Ну а тем временем мы с Серым торчали на той самой крыше. Серый, совершенно невменяемый, сидел на корточках с пакетом клея и разглядывал свои старые рваные ботинки. Других ботинок у него не было. В то время я его еще недолго знал: он обесцветил волосы, а я простодушно считал нового приятеля блондином. Так вот, он смотрел на свои ботинки, лениво ковырял в дырке, из которой торчал грязный палец ноги, свободной рукой, и монотонно бормотал:
-Ноги палят... ноги палят...
-Кто палит, Серый? - поинтересовался я.
-Это Пионер. Больше некому. Только он и умеет, - отвечал он и продолжал: палят ноги... ноги палят...

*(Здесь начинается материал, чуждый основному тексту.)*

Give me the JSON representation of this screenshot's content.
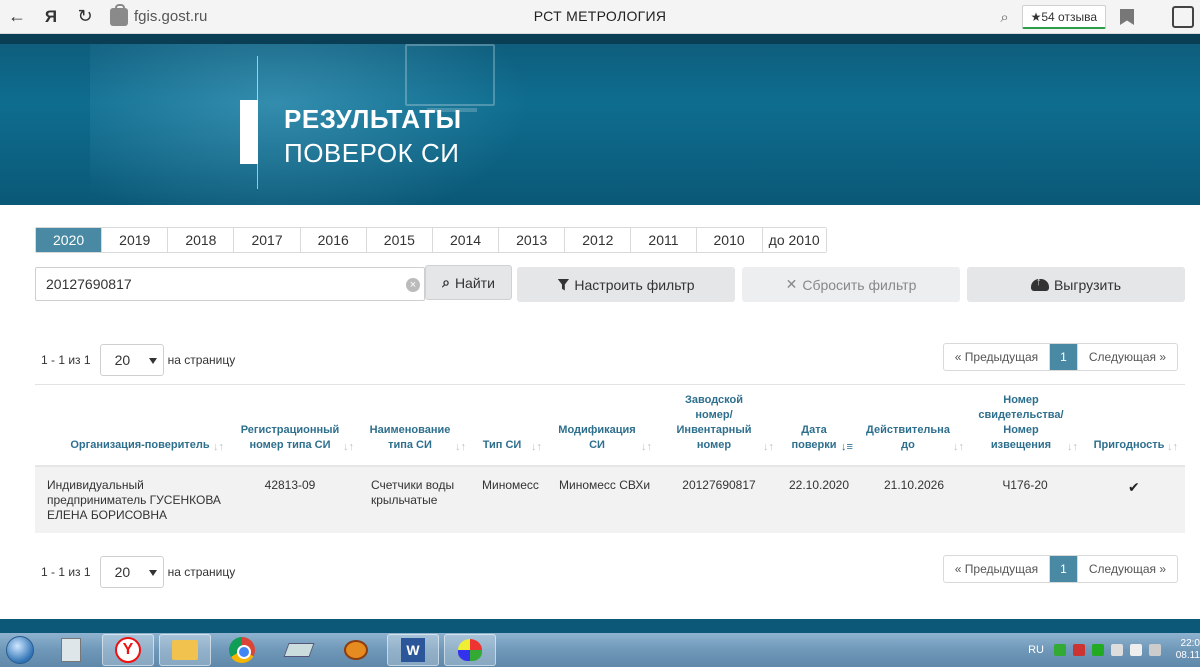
{
  "browser": {
    "domain": "fgis.gost.ru",
    "title": "РСТ МЕТРОЛОГИЯ",
    "reviews_label": "★54 отзыва",
    "back_icon": "back-arrow-icon",
    "ya_label": "Я"
  },
  "hero": {
    "title_line1": "РЕЗУЛЬТАТЫ",
    "title_line2": "ПОВЕРОК СИ"
  },
  "years": [
    "2020",
    "2019",
    "2018",
    "2017",
    "2016",
    "2015",
    "2014",
    "2013",
    "2012",
    "2011",
    "2010",
    "до 2010"
  ],
  "active_year": "2020",
  "search": {
    "value": "20127690817",
    "find_label": "Найти",
    "filter_label": "Настроить фильтр",
    "reset_label": "Сбросить фильтр",
    "export_label": "Выгрузить"
  },
  "pagination": {
    "range": "1 - 1 из 1",
    "per_page": "20",
    "per_page_suffix": "на страницу",
    "prev": "« Предыдущая",
    "current": "1",
    "next": "Следующая »"
  },
  "table": {
    "headers": [
      "Организация-поверитель",
      "Регистрационный номер типа СИ",
      "Наименование типа СИ",
      "Тип СИ",
      "Модификация СИ",
      "Заводской номер/ Инвентарный номер",
      "Дата поверки",
      "Действительна до",
      "Номер свидетельства/ Номер извещения",
      "Пригодность"
    ],
    "rows": [
      {
        "org": "Индивидуальный предприниматель ГУСЕНКОВА ЕЛЕНА БОРИСОВНА",
        "reg_number": "42813-09",
        "type_name": "Счетчики воды крыльчатые",
        "type": "Миномесс",
        "modification": "Миномесс СВХи",
        "serial": "20127690817",
        "date": "22.10.2020",
        "valid_until": "21.10.2026",
        "certificate": "Ч176-20",
        "suitable": "✔"
      }
    ]
  },
  "taskbar": {
    "lang": "RU",
    "time": "22:0",
    "date": "08.11"
  },
  "colors": {
    "accent": "#4a89a3",
    "hero": "#0e6d8f",
    "header_text": "#2e6f8e"
  }
}
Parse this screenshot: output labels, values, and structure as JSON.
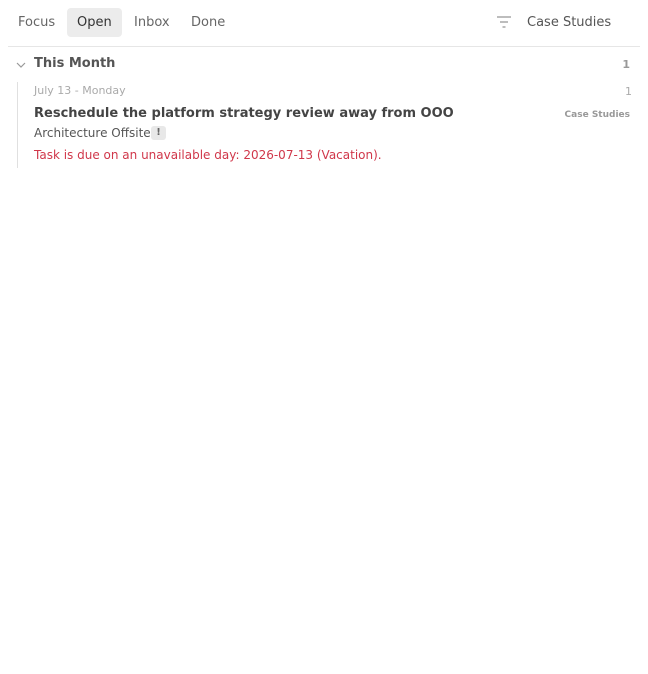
{
  "tabs": [
    {
      "label": "Focus",
      "active": false
    },
    {
      "label": "Open",
      "active": true
    },
    {
      "label": "Inbox",
      "active": false
    },
    {
      "label": "Done",
      "active": false
    }
  ],
  "toolbar": {
    "filter_icon": "filter-icon",
    "scope_label": "Case Studies"
  },
  "group": {
    "title": "This Month",
    "count": "1",
    "day": {
      "label": "July 13 - Monday",
      "count": "1",
      "task": {
        "title": "Reschedule the platform strategy review away from OOO",
        "tag": "Case Studies",
        "project": "Architecture Offsite",
        "priority_badge": "!",
        "warning": "Task is due on an unavailable day: 2026-07-13 (Vacation)."
      }
    }
  },
  "colors": {
    "warning": "#d0374a",
    "active_tab_bg": "#ececec"
  }
}
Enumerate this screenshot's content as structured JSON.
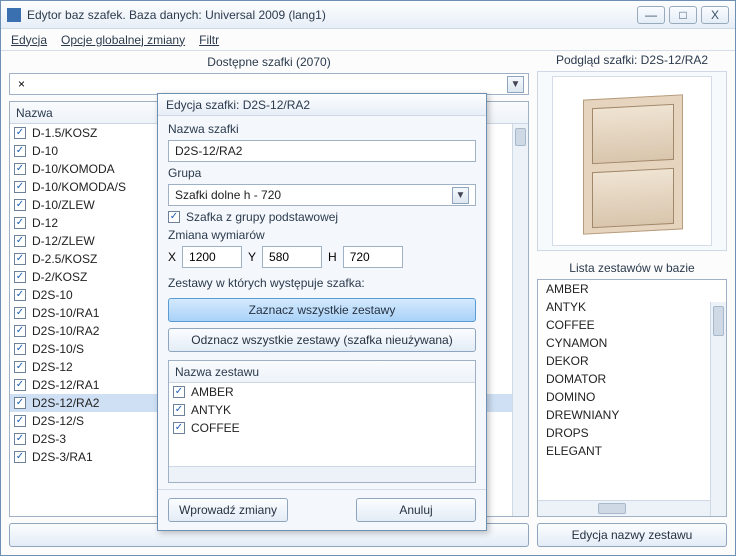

Пионером называли одного Серегиного родича, интернатовского. Тот были сиротой и отличался еще более крутым нравом. Его все боялись. Говорят, как-то на спор выпрыгнул на кирпичи с 3 этажа, и ничего с ним не стало. Может правда.
Через некоторое время Серый прекратил ковырять в дырке, и сосредоточенно посмотрел на свой пакет, как бы светящийся в чердачном полумраке. Лицо его выразило в тот миг этакое радостное узнавание, как скажем, если бы он встретился со старым другом, который за время разлуки успел немного измениться.
-Бантичек... цветочек... - заговорил Серый, давясь слюной, показавшейся у него по углам рта, - я б вас всех забрал с собой... мне не жалко. Всех-всех.
Затем он минут семь смотрел то на пакет, то на ноги, то на меня, то на шлак вперемешку с голубиным пометом, устилавшие пол чердака слоем в несколько сантиметров. Вся его радость куда-то исчезла. Лицо приобрело растерянное, озабоченное и испуганное выражение.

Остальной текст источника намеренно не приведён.